Not sure if this counts..
Philadelphia to Pay $9.8 Million to Black Man Exonerated After 28 Years in Prison for Murder. Apparently, This is Happening a Lot in Philly
Zack Linly
Thu, December 31, 2020, 1:11 PM EST·4 min read
It appears that for years and even decades the Philadelphia criminal justice system has shown a pattern of locking up Black men for crimes they didn’t commit based on the work of corrupt police officers and conviction-happy courts that never really consider that a Black defendant might be getting railroaded despite a glaring lack of evidence to support their guilt. Obviously, the worst part of these false convictions is that Black people are having enormous chunks of their lives stolen from them all because America is racist and its justice system reflects that, but the convictions are also a burden on taxpayers who end up footing the bill for settlements because they live in cities where law enforcement cares more about forcing guilty verdicts than they do about actually solving crimes.
Philadelphia officials said Wednesday that the city will be paying out $9.8 million in one of the largest wrongful-conviction settlements in the city’s history to a Black man who spent 28 years in prison for a murder the district attorney’s Conviction Integrity Unit now says it was “near impossible” that he committed.
From the
Philadelphia Inquirer:
Chester Hollman III was 21, with no criminal record and a job as an armored-car driver, when he was pulled over in Center City one night in 1991 and charged with the fatal shooting of a University of Pennsylvania student in a botched street robbery.

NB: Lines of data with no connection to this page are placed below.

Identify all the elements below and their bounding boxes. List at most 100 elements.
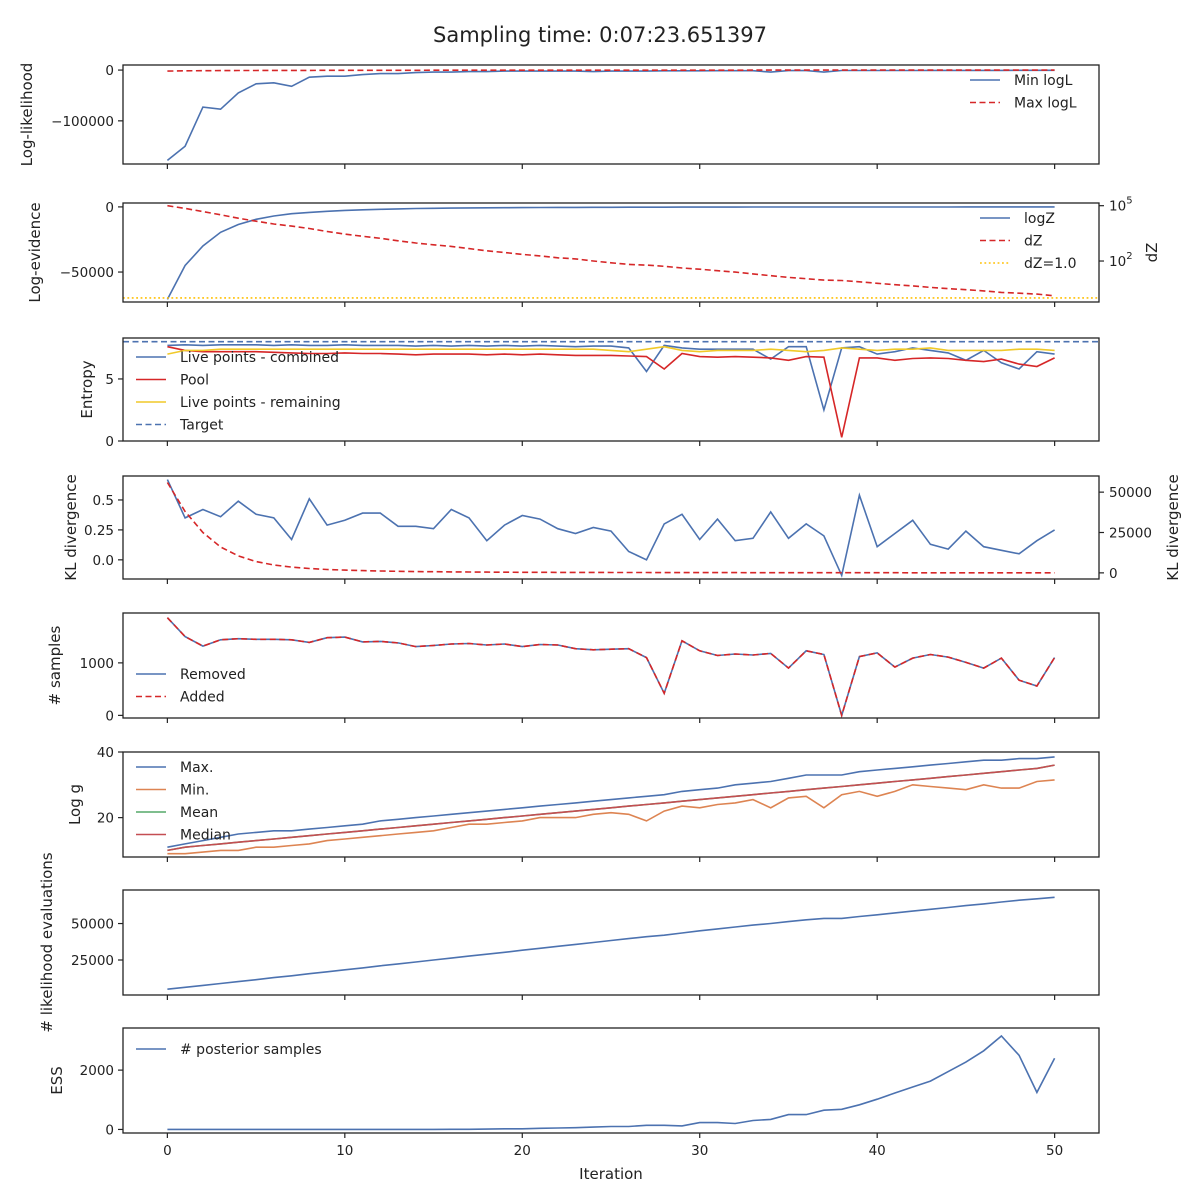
panel-7: 25000 50000 # likelihood evaluations <box>38 852 1100 1033</box>
panel-3-legend: Live points - combined Pool Live points - … <box>136 350 341 434</box>
x-tick-label: 20 <box>514 1143 531 1159</box>
y-tick-label: −100000 <box>51 114 114 130</box>
y2-tick-label: 0 <box>1109 566 1118 582</box>
panel-4-frame <box>122 475 1100 580</box>
y-tick-label: 0 <box>105 434 114 450</box>
series-line-median <box>167 764 1055 852</box>
series-line-removed <box>166 617 1056 718</box>
y-axis-label: Entropy <box>78 360 96 418</box>
series-line-min <box>167 779 1055 855</box>
panel-6: 20 40 Log g Max. Min. Mean Median <box>66 745 1100 862</box>
panel-5-legend: Removed Added <box>136 667 246 706</box>
y-tick-label: 20 <box>97 811 114 827</box>
x-axis-label: Iteration <box>579 1165 643 1183</box>
y-axis-label: # samples <box>46 625 64 705</box>
y-tick-label: 25000 <box>71 953 114 969</box>
panel-8: 0 2000 ESS # posterior samples <box>48 1027 1100 1138</box>
legend-entry: Median <box>180 828 231 844</box>
panel-2-legend: logZ dZ dZ=1.0 <box>980 211 1076 272</box>
legend-entry: logZ <box>1024 211 1055 227</box>
y-tick-label: 50000 <box>71 917 114 933</box>
legend-entry: Min. <box>180 783 209 799</box>
y-axis-label: ESS <box>48 1066 66 1095</box>
x-tick-label: 0 <box>163 1143 172 1159</box>
y2-tick-label: 105 <box>1109 196 1133 215</box>
y-axis-label: Log-evidence <box>26 202 44 302</box>
y-tick-label: 5 <box>105 372 114 388</box>
legend-entry: dZ <box>1024 234 1042 250</box>
legend-entry: Added <box>180 690 225 706</box>
y2-tick-label: 25000 <box>1109 526 1152 542</box>
panel-5-plot-area <box>166 617 1056 718</box>
legend-entry: Mean <box>180 805 218 821</box>
chart-panels: 0 −100000 Log-likelihood Min logL Max logL 0 −… <box>18 63 1182 1159</box>
legend-entry: Pool <box>180 373 209 389</box>
series-line-max <box>167 756 1055 848</box>
y-tick-label: 0 <box>105 1122 114 1138</box>
panel-8-plot-area <box>167 1034 1056 1131</box>
panel-3-frame <box>122 337 1100 442</box>
y-tick-label: 0.25 <box>84 523 114 539</box>
x-tick-label: 50 <box>1046 1143 1063 1159</box>
legend-entry: # posterior samples <box>180 1042 322 1058</box>
x-tick-label: 30 <box>691 1143 708 1159</box>
panel-1-plot-area <box>166 69 1055 162</box>
y-axis-label: # likelihood evaluations <box>38 852 56 1032</box>
panel-2-frame <box>122 202 1100 303</box>
series-line-series-1 <box>166 479 1056 578</box>
y-tick-label: 0.5 <box>93 493 114 509</box>
series-line-live-points-remaining <box>167 345 1055 355</box>
panel-3-plot-area <box>123 340 1099 438</box>
panel-8-frame <box>122 1027 1100 1134</box>
series-line-series-1 <box>167 896 1055 990</box>
panel-2: 0 −50000 105 102 Log-evidence dZ logZ dZ dZ=1.0 <box>26 196 1161 307</box>
y-axis-label: Log g <box>66 784 84 825</box>
legend-entry: Max. <box>180 760 213 776</box>
figure-title: Sampling time: 0:07:23.651397 <box>433 23 767 47</box>
legend-entry: Removed <box>180 667 246 683</box>
y-axis-label: Log-likelihood <box>18 63 36 167</box>
series-line-series-2 <box>166 482 1055 574</box>
legend-entry: Live points - combined <box>180 350 339 366</box>
y-tick-label: 0 <box>105 63 114 79</box>
series-line-pool <box>167 345 1055 438</box>
series-line-dz <box>167 204 1055 297</box>
series-line-logz <box>166 206 1055 300</box>
y2-axis-label: dZ <box>1143 243 1161 263</box>
legend-entry: Max logL <box>1014 96 1077 112</box>
panel-5: 0 1000 # samples Removed Added <box>46 612 1100 724</box>
legend-entry: dZ=1.0 <box>1024 256 1076 272</box>
panel-5-frame <box>122 612 1100 719</box>
y-tick-label: 1000 <box>80 656 114 672</box>
x-tick-label: 40 <box>869 1143 886 1159</box>
y2-axis-label: KL divergence <box>1164 474 1182 580</box>
y-tick-label: −50000 <box>60 265 114 281</box>
series-line-min-logl <box>166 69 1055 162</box>
panel-1-legend: Min logL Max logL <box>970 73 1077 112</box>
y-tick-label: 2000 <box>80 1063 114 1079</box>
panel-4-plot-area <box>166 479 1056 578</box>
panel-2-plot-area <box>123 204 1099 300</box>
y-tick-label: 0.0 <box>93 553 114 569</box>
panel-1-frame <box>122 64 1100 165</box>
y-tick-label: 0 <box>105 708 114 724</box>
x-tick-label: 10 <box>336 1143 353 1159</box>
series-line-added <box>166 617 1056 718</box>
y2-tick-label: 102 <box>1109 251 1133 270</box>
y-axis-label: KL divergence <box>62 474 80 580</box>
panel-4: 0.0 0.25 0.5 0 25000 50000 KL divergence KL div… <box>62 474 1182 584</box>
y-tick-label: 0 <box>105 200 114 216</box>
panel-6-legend: Max. Min. Mean Median <box>136 760 231 844</box>
panel-8-legend: # posterior samples <box>136 1042 322 1058</box>
panel-7-plot-area <box>167 896 1055 990</box>
panel-7-frame <box>122 889 1100 996</box>
y-tick-label: 40 <box>97 745 114 761</box>
legend-entry: Target <box>179 418 224 434</box>
series-line-posterior-samples <box>167 1034 1056 1131</box>
panel-6-plot-area <box>167 756 1055 855</box>
panel-6-frame <box>122 751 1100 858</box>
legend-entry: Min logL <box>1014 73 1073 89</box>
y2-tick-label: 50000 <box>1109 485 1152 501</box>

A judge ordered him released last year at age 49, citing evidence that police and prosecutors built their case on fabricated statements from people they coerced as witnesses and later withheld evidence pointing to the likely true perpetrators of the crime.
The agreement announced Wednesday is the latest in a string of seven-figure settlements stemming from claims of misconduct by city police in the late 1980s and ’90s. Those cases have led to more than a dozen exonerations in recent years and have
cost the city more than $35 million since 2018.
His payout is just $50,000 short of the record for settlements of its kind in the city — a distinction held by
the $9.85 million agreement the city struck in 2018 with Anthony Wright, a man who served nearly 25 years of a sentence for a 1991 rape and murder that DNA evidence proved decades later he did not commit. Several of the same investigators who worked to convict Wright were also involved in Hollman’s case.
But unlike in Wright’s case, which was settled on the eve of a civil trial, the agreement in Hollman’s case came before he had even filed suit.
His attorney Amelia Green said the evidence supporting Hollman’s innocence — which garnered media attention first in the form of
a 2017 report in The Inquirer and, in April, an episode of the Netflix series
The Innocence Files — put pressure on city officials to resolve the case swiftly, though neither they nor police admit any wrongdoing as part of the settlement deal.
“There was irrefutable evidence that Chester was innocent, is innocent and has always been innocent and would never have been wrongfully convicted aside from extraordinary police misconduct,” Green said.
According to the Inquirer, Hollman’s attorneys said he was targeted by police only because he was a Black man driving a white SUV that matched the description of the one seen fleeing the scene of a shooting that killed Penn student Tae-Jung Ho in August 1991. There was no evidence linking Hollman to the shooting and the two witnesses who identified him later recanted and said they were coerced by police to give their false testimonies. One witness was threatened with arrest and the other was promised help on his own pending criminal case in exchange for falsely implicating Hollman.
“There are no words to express what was taken from me,” Hollman said in a statement after the settlement was announced. “But this settlement closes out a difficult chapter in my life as my family and I now embark on a new one.”
Earlier this month,
The Root reported that another Black man, 45-year-old Termaine Hicks was exonerated of rape after spending 19 years in a Philadelphia prison. An officer—who along with his complicit partner is still currently on the force—first shot Hicks three times while he was pulling out a cell phone to call for help for the rape victim. Hicks was then charged with the rape and later exonerated after the Conviction Integrity Unit found that the case was “built on lies” possibly to cover up the unjustified shooting and that forensic evidence easily cleared Hicks who should never have been arrested let alone convicted of the rape.
Philadelphia Man Shot by Police and Falsely Convicted of Rape Exonerated After 19 Years in Prison
According to the Inquirer, since 2018,
17 defendants have been exonerated in cases involving many of the same officers who led the investigations into Hollman’s and Wright’s cases. Most of those officers have since retired—as opposed to firing, charges or any semblance of actual accountability—but some, like those involved in Hicks’ case, remain on the force and have even been promoted.